While recognizing that championships aren't won in January, that there's still a ways to go and that good seasons can turn at any moment, especially when three of the next four games are on the road, the following is true right now: Minnesota is among the nation's biggest surprises and best stories.
The Gophers are 15-2 overall and 3-1 in the Big Ten. They have zero double-digit losses and zero losses to teams outside of KenPom's top 50. The only schools to beat them are Florida State and Michigan State. And they own four top-50 KenPom wins -- most recently victories over Purdue, Northwestern and Ohio State.
Richard Pitino started this season on the hot seat.
Now he's got a team ranked 24th.
Life is better this way.
"It's just a whole different vibe," Pitino said. "Just a whole different vibe."
It's an interesting profession, the coaching profession, in the way that every year men heading into make-or-break seasons are publicly identified and essentially told to flourish or go away.
Succeed now or you're fired!
Succeed now or relocate your family!
Succeed now or your career, as you know it, is over!
How many people outside of coaches publicly work under these conditions?
There can't be many -- mostly because most people work in anonymity but also because almost none of us work in a field where success and failure is so clearly defined with a record next to our name. As Bill Parcells once said, you are what your record says you are.
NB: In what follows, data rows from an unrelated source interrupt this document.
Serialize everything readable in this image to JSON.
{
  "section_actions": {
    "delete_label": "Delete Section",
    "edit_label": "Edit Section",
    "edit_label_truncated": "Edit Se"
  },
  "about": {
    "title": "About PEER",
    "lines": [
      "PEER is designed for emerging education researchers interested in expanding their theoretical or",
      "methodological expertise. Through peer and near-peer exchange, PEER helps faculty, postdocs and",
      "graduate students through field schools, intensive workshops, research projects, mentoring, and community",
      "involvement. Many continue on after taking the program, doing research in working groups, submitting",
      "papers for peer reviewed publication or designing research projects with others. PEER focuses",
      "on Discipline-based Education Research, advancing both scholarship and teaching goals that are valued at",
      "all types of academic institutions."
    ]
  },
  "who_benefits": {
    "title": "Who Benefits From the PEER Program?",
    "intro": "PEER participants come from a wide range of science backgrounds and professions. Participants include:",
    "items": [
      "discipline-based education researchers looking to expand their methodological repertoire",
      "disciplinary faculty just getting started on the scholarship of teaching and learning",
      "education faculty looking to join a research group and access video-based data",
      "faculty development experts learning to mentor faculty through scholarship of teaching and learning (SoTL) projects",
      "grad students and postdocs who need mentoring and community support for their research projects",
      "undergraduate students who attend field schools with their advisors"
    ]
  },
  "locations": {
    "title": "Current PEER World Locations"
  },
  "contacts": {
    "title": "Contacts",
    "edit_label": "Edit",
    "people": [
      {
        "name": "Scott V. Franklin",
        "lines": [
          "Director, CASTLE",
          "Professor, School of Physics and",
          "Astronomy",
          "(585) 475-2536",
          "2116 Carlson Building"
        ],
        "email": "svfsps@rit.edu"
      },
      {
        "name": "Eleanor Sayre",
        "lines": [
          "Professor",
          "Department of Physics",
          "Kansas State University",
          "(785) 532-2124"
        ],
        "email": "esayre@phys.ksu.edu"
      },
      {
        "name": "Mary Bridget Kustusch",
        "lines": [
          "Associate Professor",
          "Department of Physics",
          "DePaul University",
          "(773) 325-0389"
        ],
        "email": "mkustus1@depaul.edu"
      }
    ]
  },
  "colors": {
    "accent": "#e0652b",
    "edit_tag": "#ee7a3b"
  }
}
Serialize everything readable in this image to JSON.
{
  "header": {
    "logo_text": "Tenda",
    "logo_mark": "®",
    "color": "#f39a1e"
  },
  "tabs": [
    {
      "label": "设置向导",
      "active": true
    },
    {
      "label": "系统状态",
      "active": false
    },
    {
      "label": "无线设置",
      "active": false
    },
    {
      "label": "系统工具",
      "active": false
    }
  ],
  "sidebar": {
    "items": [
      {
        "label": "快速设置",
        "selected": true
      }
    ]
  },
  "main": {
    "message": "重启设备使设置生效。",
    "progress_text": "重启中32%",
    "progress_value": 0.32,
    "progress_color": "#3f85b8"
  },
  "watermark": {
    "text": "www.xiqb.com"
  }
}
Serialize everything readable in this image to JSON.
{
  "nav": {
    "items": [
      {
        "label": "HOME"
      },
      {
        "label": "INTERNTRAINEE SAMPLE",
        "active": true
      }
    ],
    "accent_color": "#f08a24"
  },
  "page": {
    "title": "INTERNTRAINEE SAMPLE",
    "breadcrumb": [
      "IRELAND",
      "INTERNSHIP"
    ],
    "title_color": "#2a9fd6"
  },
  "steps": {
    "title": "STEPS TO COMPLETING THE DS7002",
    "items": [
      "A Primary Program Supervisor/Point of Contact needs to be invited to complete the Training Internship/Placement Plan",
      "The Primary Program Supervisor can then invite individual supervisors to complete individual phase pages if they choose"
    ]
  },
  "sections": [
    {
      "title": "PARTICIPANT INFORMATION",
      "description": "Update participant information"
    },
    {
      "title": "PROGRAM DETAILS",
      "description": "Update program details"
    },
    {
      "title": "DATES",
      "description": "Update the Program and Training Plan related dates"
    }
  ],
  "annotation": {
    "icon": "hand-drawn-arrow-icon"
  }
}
And in the coaching profession, if your record says you're not good too many years in a row, well, that's how you end up on the hot seat.
Pitino went 18-15 two seasons ago. He went 8-23 last season.
He's never made the NCAA Tournament.
That's how he got on the hot seat.
And, yes, he felt it. And, yes, it's a hard existence.
"[Last season] was very difficult for a lot of reasons," Pitino said, and what he meant by that is this: Not only did the 34-year-old son of Hall of Famer Rick Pitino endure a 14-game losing streak that created an eight-win season, he did so during a time when Minnesota was between athletic directors.
"So it was hard to go through all that and then not have a boss, to not have any reassurance, to not have anybody to say, 'Calm down. Stay the course,'" Pitino said. "It was really uneasy. But then Mark Coyle got hired [as Minnesota's athletic director in May], and stability came. And it just comforted me."
Did Pitino expect a 15-2 start?
Probably not.
But he definitely expected improvement thanks to an improved roster. And now here we are -- with Minnesota carrying a national ranking and three-game winning streak into Wednesday's rematch with Michigan State at the Breslin Center.
"We still have a long way to go," Pitino told me. "I could have a bad two weeks and everybody will be [talking about the hot seat] again."
Which is true, of course. Like I said, it's an interesting profession, the coaching profession. You can get off the hot seat. But it never goes away. And you're always just a few losses from being placed right back on it.
But this is no time to dwell on that.
This is a time to focus on this: Minnesota is 15-2 and nationally ranked.
Needless to say, that guarantees nothing going forward.
But it sure beats the hell out of the alternative.